1st, I did not select a "minor aspect" as you put it...IMO it is a MAJOR aspect because it is something that is very important in my school. I've have acknowledged that Adam has skill and I've have indeed watched that video and I understand what he's saying. I can only tell you that I disagree with his comments on "empty".

2nd, IME...getting someone or allowing someone to extend their limb in order so that the majority of their energy is spent...is "Long" and yes in my school equates to empty (or at least mostly empty) IF YOU DO IT CORRECTLY.

* My school definition, it doesn't matter to me if you don't like my terminology...the fact remains, I can do it in the ring and in sparring.

** About my students...I took a couple of them with me to OH, Great Lakes Kung Fu Tournament in 2015.
- They had never competed. They of course had my traditional training in Taiji and also the training in my school to "follow and allow opponents to become empty" (long)...which is note worthy especially.
- They both adapted to rules they've never had placed upon them and won both fixed step and free moving (10' dia circle) push hands 1st place titles. One to become over all Grand Champion.
- The other competitors asked who they were and why they haven't seen them around before. This is noteworthy because they adapted and won this versus guys who have been competing in events around the country ...example taste of China and such.

- IMO, for 1st timers that's a good job. I'll give myself a pat on the back for teaching... why not?

In Adams video starting around (1:49) he clearly states,
Quote:
"most people think that means he pushes and I go ohh this is empty over here...and then he just bops me on the head anyway. It's excessive and not practical. Emptiness does not me next to you...no one with any skill is gonna fall for that stuff...that's for the kiddies. "
Haha, BIG TIME B.S.!! Adam is so very wrong about this and it shows his lack of real fighting with this aspect. Just because he doesn't like it or can't make it work does not invalidate it.

How silly is his example at (1:54 exactly) to allow a push to become LONG or empty and then wait like a dummy to let himself be "bopped on the head". Nobody does that! Nobody who makes someone long / empty just stops and waits for the opponent to recover and respond.

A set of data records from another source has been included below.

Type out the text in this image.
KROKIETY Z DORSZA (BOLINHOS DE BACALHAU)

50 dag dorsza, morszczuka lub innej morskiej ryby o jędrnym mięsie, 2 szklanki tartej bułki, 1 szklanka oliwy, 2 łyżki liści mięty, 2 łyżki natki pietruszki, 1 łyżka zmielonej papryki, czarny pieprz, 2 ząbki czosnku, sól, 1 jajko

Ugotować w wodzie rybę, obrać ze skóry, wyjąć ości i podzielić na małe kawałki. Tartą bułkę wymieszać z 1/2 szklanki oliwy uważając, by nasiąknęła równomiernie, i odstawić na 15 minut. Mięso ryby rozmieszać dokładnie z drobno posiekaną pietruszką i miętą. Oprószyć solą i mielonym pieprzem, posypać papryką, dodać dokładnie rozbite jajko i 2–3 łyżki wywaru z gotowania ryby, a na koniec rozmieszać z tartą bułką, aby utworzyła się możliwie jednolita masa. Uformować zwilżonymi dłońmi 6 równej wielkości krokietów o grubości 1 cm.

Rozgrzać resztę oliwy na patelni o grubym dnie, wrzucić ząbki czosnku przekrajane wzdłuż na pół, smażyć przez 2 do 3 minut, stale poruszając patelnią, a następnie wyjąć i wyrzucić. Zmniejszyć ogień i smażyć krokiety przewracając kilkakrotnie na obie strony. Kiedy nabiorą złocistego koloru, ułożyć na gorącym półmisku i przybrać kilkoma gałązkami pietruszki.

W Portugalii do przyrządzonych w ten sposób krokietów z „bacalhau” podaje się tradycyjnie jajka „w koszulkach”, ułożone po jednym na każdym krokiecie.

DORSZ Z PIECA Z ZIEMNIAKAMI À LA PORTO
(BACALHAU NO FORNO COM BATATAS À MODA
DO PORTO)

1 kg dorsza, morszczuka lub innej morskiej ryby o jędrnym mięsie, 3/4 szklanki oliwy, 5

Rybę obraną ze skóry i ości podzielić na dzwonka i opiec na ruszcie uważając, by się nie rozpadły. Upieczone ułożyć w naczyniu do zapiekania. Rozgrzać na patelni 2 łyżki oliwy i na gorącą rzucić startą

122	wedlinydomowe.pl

That's what my point is all about...the very nature of making someone LONG (done correctly) puts them in a vulnerable position and easier to counter. It is NOT as Adam suggests.

I only chose of few random examples of allowing a person to become empty + close to my body as an illustration. I feel that I've made my point. If you don't see it...then I wish you luck.

========================================
P.S. You have a problem with me saying "BOOM" to illustrate my point.???

But you don't have a problem with Adam's student's Hopping and Jumping around necessarily in an attempt to make him look great?????
In so many of his videos... the WOO WOO Student brainwashing of jumping around and hopping, is evident. Shame really, because I think Adam is skilled enough that he shouldn't need that. It's good for people who don't know I guess.